俺の身体に備わったこのユニークスキルが全てをぶち壊してしまっていた。だって俺にバフをかけるとデバフになるんだ……能力が……ガタ落ちするんだ……バフが優秀なゲームなだけにこれは相当痛い……せめてチートとは言わないまでも人並みの性能が欲しかった……


「戦闘力が低すぎてまともに冒険者もできやしない」


 基本的に魔法でバフをかけて殴り合いするシステムだったからな……しかもデバフは数えるくらいしかないのがさらに向かい風なんだよな。そもそも自分にデバフをかける方法なんて存在しないし。


「でもまあ……完全に詰みという訳でもない」

 

 実は特殊なデバフを持つ存在がいる、ゲームをしていた頃には「存在意義が迷子」とか「秘密兵器、ただしエンディングまで秘密のまま」とか「ルックス以外には何もないので実質マネキン」とか散々なことを言われていた結構回りくどいルートをやらないと仲間にならない最初の村の隠しキャラだ。


「立ち位置も良い……俺はお隣さんの幼なじみという最高の立場にいる……これは早めにお近づきになって是非ともパーティを組みたい……というかまずはこれを達成しないと俺の冒険は始まらない」


 お隣さんの名前はティーア・バッキング。別名メシマズを極めし者だ。


「レヒト!! お客さんよ!!」

「はーい、分かったよ母さん!!」


 今の俺の名前はレヒトになっている、ゲームの初期設定のランダム名前のうちの1つだった気がする。

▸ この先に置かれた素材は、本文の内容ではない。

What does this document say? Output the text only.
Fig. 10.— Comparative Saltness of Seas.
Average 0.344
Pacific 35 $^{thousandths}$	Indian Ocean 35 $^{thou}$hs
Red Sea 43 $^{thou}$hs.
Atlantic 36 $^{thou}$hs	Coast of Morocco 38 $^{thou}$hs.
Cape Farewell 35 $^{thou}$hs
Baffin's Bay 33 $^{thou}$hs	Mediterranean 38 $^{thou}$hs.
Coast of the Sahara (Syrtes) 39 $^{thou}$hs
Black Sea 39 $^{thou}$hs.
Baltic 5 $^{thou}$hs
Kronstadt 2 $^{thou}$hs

「ティーアちゃんのこと泣かせたりしたら……晩ご飯抜きだからね」

「分かってるって……そんなこと1回もないだろ?」

「ま、それもそうか。行ってらっしゃいな」

「はいはーい」


 扉を開けると深い緑色の髪の毛を腰辺りでゆったりと結んだ女の子が立っている、クール系の顔立ちの割にドジ属性があるのが人気ポイントだったな。いやほんとルックスだけの人気ランキングなら上位に入っていたから大人気だったと言えるだろうな。


「あの……レヒト君……今日の約束……」

「分かってる、さあ行こう」

「う、うん」


 今日の約束というのはティーアの家で料理の味見をして欲しいということだった。これ自体は初期イベントであった奴だから何がどうなるのかはだいたい知っている。ここから正しく導いてやればメシマズ女王も少しはマシにすることができるのだが、今の俺に必要なのは度を超えたデバフを付与できるような超弩級のまずい飯だ。だから俺は心を鬼にしなければならない。できるだけ間違えた方向になるように誘導するほかない……!!


「これなんだけど……」

「これ……は……なに……?」


 俺の目の前に出てきたシチューらしき物体Xはどう見ても食べられるものではなかった。だって青いんだもの……およそ自然界に存在しない色をしているんだけどどうやって作ったんだろうね……ここの調理場は錬金術師の工房か何かかな?


「えっと……カレーなの」


 おおっとシチューですらなかったか、カレーというならばカレーなんだろうけども……少なくとも具材が存在しているようには見えない……それになんか泡立ってるね?


「美味しそうだ、いただきます」


 言葉に合わせて笑顔を作ることも忘れない、こういう細かいところが重要なんだ。


「うっそだろ……」

「え……美味しくなかった……? 隠し味にブルーマッシュルームを入れてみたんだけど……」


 ちなみにブルーマッシュルームは錬金術に良く使われるキノコで毒の威力を2倍にする効果があるぞ、もしこのカレーが毒物だったら最高の組み合わせだ。


「こんな美味いもの食べたことないよ!!」

「本当に!? 嬉しい!! お父さんとお母さんには良い毒だなって言われてたから不安だったの!!」


 はは、ティーアの両親の目は確かだな……流石凄腕の狩人夫婦……野生動物どころか魔物だってこのカレー食わされたら確実に毒状態になるだろう……現に俺の視界は緑色だし……体力はゴリゴリ減ってる……でも何故か美味いのは本当なんだよなあ。毒以外のマイナス効果は全部バフに変換してるし、体力自動回復があるってことはこの劇物普通に食べたら二重にスリップダメージが入ってたってことか……えげつないな。ちなみに発動効果は【毒】【体力自動減少極小(反転)】【全ステータスダウン極小(反転)】【生体機能ダウン極小(反転)】だ。



「顔色悪いけど……無理してない? 緑色の泡が口から出てるけど……」

「え? これは違うよ? これは……あれだよ……間違って喰った石鹸の残りが……」


 我ながらクソみたいな言い訳だ。でも大丈夫このティーアは基本的に言われたことを鵜呑みにする性格だから。


「大丈夫? そんなことしたらお腹壊すよ?」

「大丈夫だって、鋼鉄の胃袋だからさ」


 よし、ごまかせた。発展途上でこれとは恐れ入る……これが完成したとしたら……それはもうものすごい効果になるに違いない……今から楽しみだ……


「もっと隠し味を入れたら良いと思うな、キノコ以外もさ」

「ほんと? 私もそう思ってたんだ!!」


 とんでもない化け物を生み出してるような気もするけど……食べるのは俺だから許して欲しいと思う……俺の冒険にはティーアが必要なんだ……


 そして一月が経過した。


「なんでだ……どうして……こんなことに……!?」

「どうしたの?」


 なんてこった……こいつ……料理が上達してやがる……普通に食えるもの出してきやがった……!!